Las mujeres ‘Matrioskas’ de la guerra, de Marta Carnicero

La escritora catalana trae al presente el horror de la violencia sexual genocida que sufrieron mujeres y niñas en la guerra de Bosnia, y que sufren en todas las guerras

6/02/2023 - 

VALÈNCIA. Leer no es divertido. O mejor dicho: leer no es divertido per se. Leer —y no nos referimos al mero proceso de decodificar mensajes escritos en un código conocido: aquí, en este contexto, estamos hablando de leer (vivir) literatura— puede ser una experiencia dolorosa. La literatura puede ser entretenida, aunque por lo general nos acercamos a ella en busca de otras experiencias diferentes en lo sustancial a lo que, desde el consenso, consideramos entretenimiento. Leer es entrar en la cabeza de otra persona. Calzarnos su piel, sus órganos y su historia y redescubrir el mundo desde sus ojos, impresiones e interpretaciones. El viaje es siempre distinto. Nadie experimenta la existencia como nadie. Sucede que la literatura es una de las formas más depuradas de contarnos y darnos sentido de todas aquellas con las que ha dado para este fin el ser humano. 

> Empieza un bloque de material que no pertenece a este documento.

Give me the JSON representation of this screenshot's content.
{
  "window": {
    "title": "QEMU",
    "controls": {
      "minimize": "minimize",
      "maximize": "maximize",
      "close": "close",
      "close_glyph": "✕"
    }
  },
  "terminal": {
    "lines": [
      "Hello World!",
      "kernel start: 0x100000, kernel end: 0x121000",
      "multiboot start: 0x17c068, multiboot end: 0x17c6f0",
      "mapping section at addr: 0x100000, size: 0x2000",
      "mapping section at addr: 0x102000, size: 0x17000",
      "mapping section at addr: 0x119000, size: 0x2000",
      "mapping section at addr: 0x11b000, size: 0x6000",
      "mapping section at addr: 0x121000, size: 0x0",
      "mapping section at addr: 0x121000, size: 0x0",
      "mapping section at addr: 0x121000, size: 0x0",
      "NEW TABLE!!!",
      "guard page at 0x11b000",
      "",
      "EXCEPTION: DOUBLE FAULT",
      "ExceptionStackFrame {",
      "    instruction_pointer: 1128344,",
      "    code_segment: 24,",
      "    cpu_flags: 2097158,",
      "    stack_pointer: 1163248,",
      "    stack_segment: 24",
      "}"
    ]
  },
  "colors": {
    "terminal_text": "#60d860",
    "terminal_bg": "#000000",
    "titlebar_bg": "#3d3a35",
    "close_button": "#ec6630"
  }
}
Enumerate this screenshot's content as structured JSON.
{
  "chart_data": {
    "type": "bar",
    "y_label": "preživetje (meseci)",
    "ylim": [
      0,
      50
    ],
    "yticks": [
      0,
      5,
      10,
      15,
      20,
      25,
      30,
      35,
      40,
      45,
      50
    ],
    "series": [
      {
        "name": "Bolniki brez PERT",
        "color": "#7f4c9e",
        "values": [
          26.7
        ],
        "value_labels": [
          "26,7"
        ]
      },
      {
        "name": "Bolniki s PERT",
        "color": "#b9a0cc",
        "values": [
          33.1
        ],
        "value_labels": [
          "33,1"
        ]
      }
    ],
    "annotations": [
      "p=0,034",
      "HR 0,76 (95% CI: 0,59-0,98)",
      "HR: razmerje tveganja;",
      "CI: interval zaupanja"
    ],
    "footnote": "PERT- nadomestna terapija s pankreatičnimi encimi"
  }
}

La literatura nos sirve para ponerle palabras a lo que no queremos que quede olvidado entre las inconcebibles páginas de las moiras. Esas cosas que queremos fijar pueden ser epifanías leves y delicadas como un haiku, o densas nebulosas emocionales en las que algunas estructuras se condensan y brillan, y otras colapsan formando profundas simas negrísimas. A veces leer es sinónimo de sufrir, sin paliativos. Hay lecturas que nos castigan el hígado capítulo a capítulo. ¿Por qué las leemos, entonces? La respuesta es que leyendo, exploramos lo que significa ser: lo hacemos en toda la amplitud que nos permite nuestra capacidad de expresarnos. Al gran misterio —o eso nos parece— le dedicamos todo lo que escribimos. Muchos territorios de los que holla nuestra especie solo los conoceremos leyendo, algunos por suerte, otros por desgracia. ¿Es cierto eso de que de la alegría y la felicidad no generan obras tan trascendentales como las que propician la tragedia o el desamparo? Todo parece apuntar a que sí, a que es cierto.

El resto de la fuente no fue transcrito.